Chemistry professor Jared Shaw, who runs the monthly Science Café, said his goal is “to demystify what goes on in research.” The Science Café is not a lecture, but rather an event designed to spark conversations between scientists and the public. “When people see the research, they feel like they are part of it,” Shaw said. Some of the most popular topics to date have been beneficial bacteria in breast milk, medical marijuana and the physics of time.

Shaw primarily funds the Science Café through a National Science Foundation Early Career Development grant (renewed in 2014). “The café is an interesting and easy to understand outreach  activity,” he said.

Science communication can take many forms, and some university scholars speak directly to the public through television and films.

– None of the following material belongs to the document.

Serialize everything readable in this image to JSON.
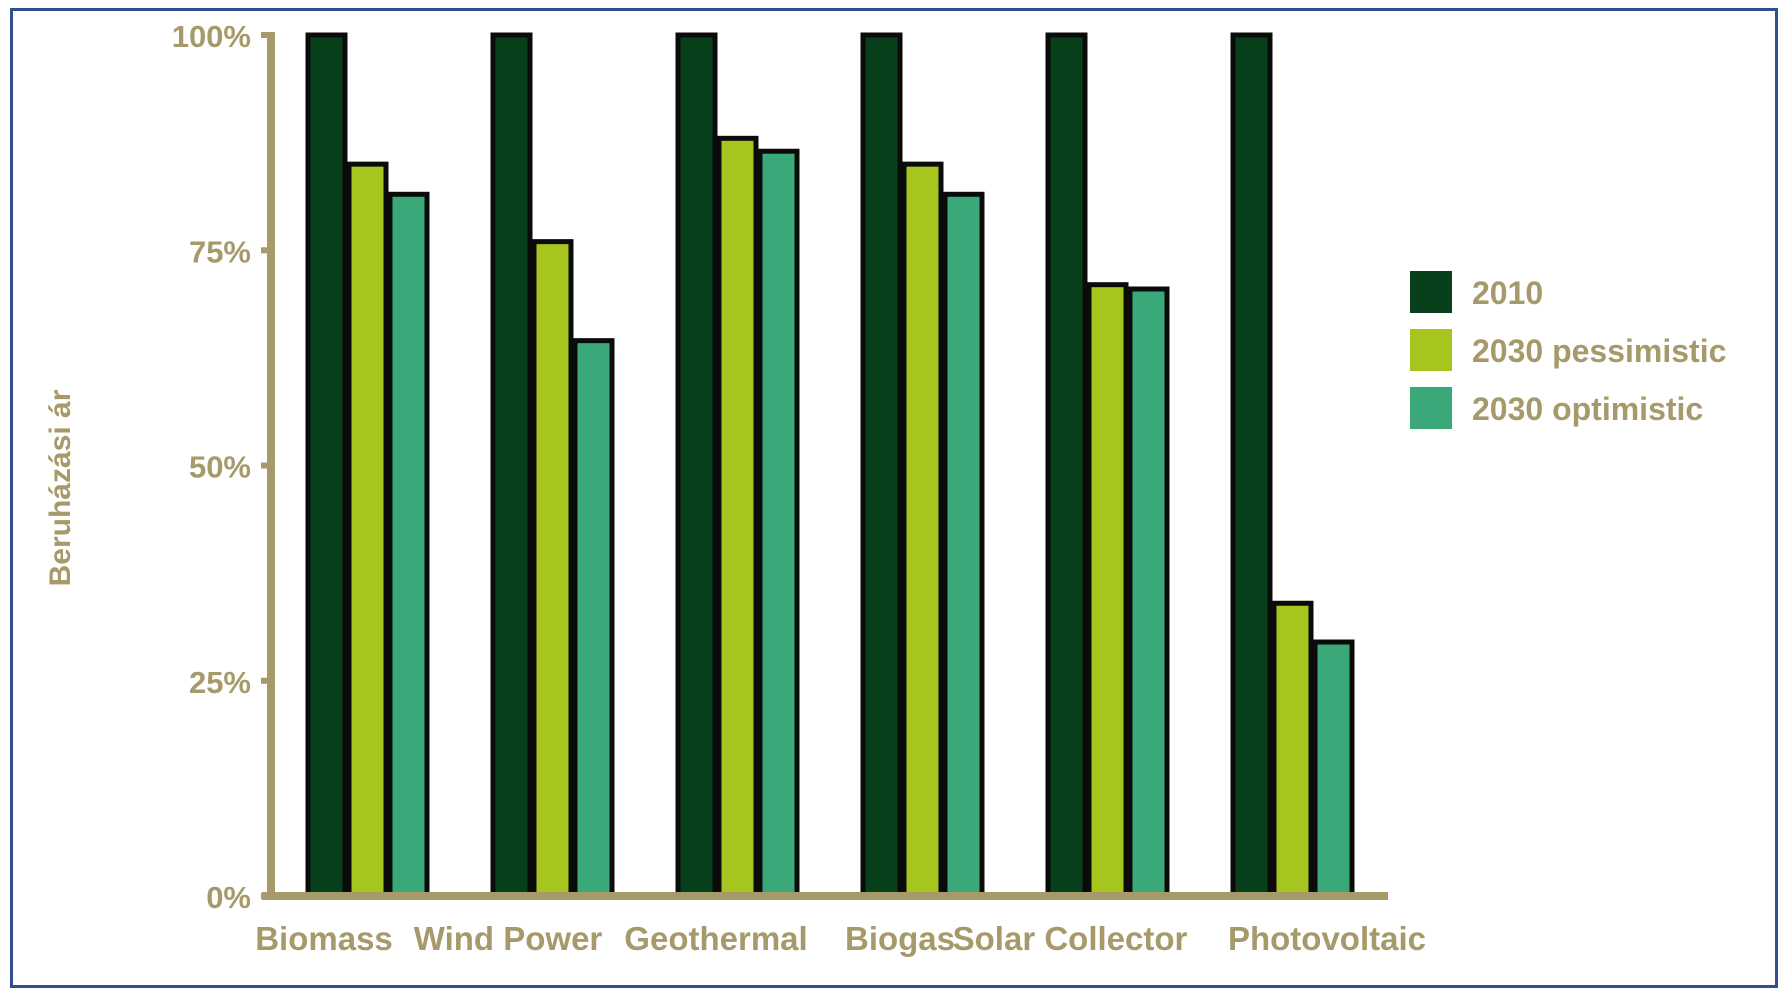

Physics professor Manuel Calderon de la Barca Sanchez is a primary science adviser on the film Secrets of the Universe, a 3-D IMAX feature about the Large Hadron Collider and particle physics. “This story will be available all over the world, where it will make a real impact on today’s youth,” he said. 

Climate scientist Tessa Hill, an associate professor in the Department of Earth and Planetary Sciences and at the UC Davis Bodega Marine Laboratory, focuses on public education and outreach through social media and interviews with journalists. Hill was recently awarded a Presidential Early Career Award for Scientists and Engineers (PECASE), the U.S. government’s highest award for scientists and engineers in the early stages of their research careers. The award criteria include a commitment to service through leadership, public education or community outreach. 

“I do research on something that has societal consequences and I have an obligation to get the information out,” said Hill. “And at a very fundamental level, everything I do is paid for by the taxpayers and really needs to see the light of day.”

The ability to communicate effectively is a key skill in any science career. Although many scholars can speak to their peers, translating research into plain language that can be read or watched by the public takes practice. Hill pursued communication training from scientific societies such as the American Association for the Advancement for Science, but she said teaching a large lecture course was her most valuable experience.

“When you have to get up every day and stand in front of an auditorium of 200 students who are not science majors, you start to figure out how to communicate science,” she said.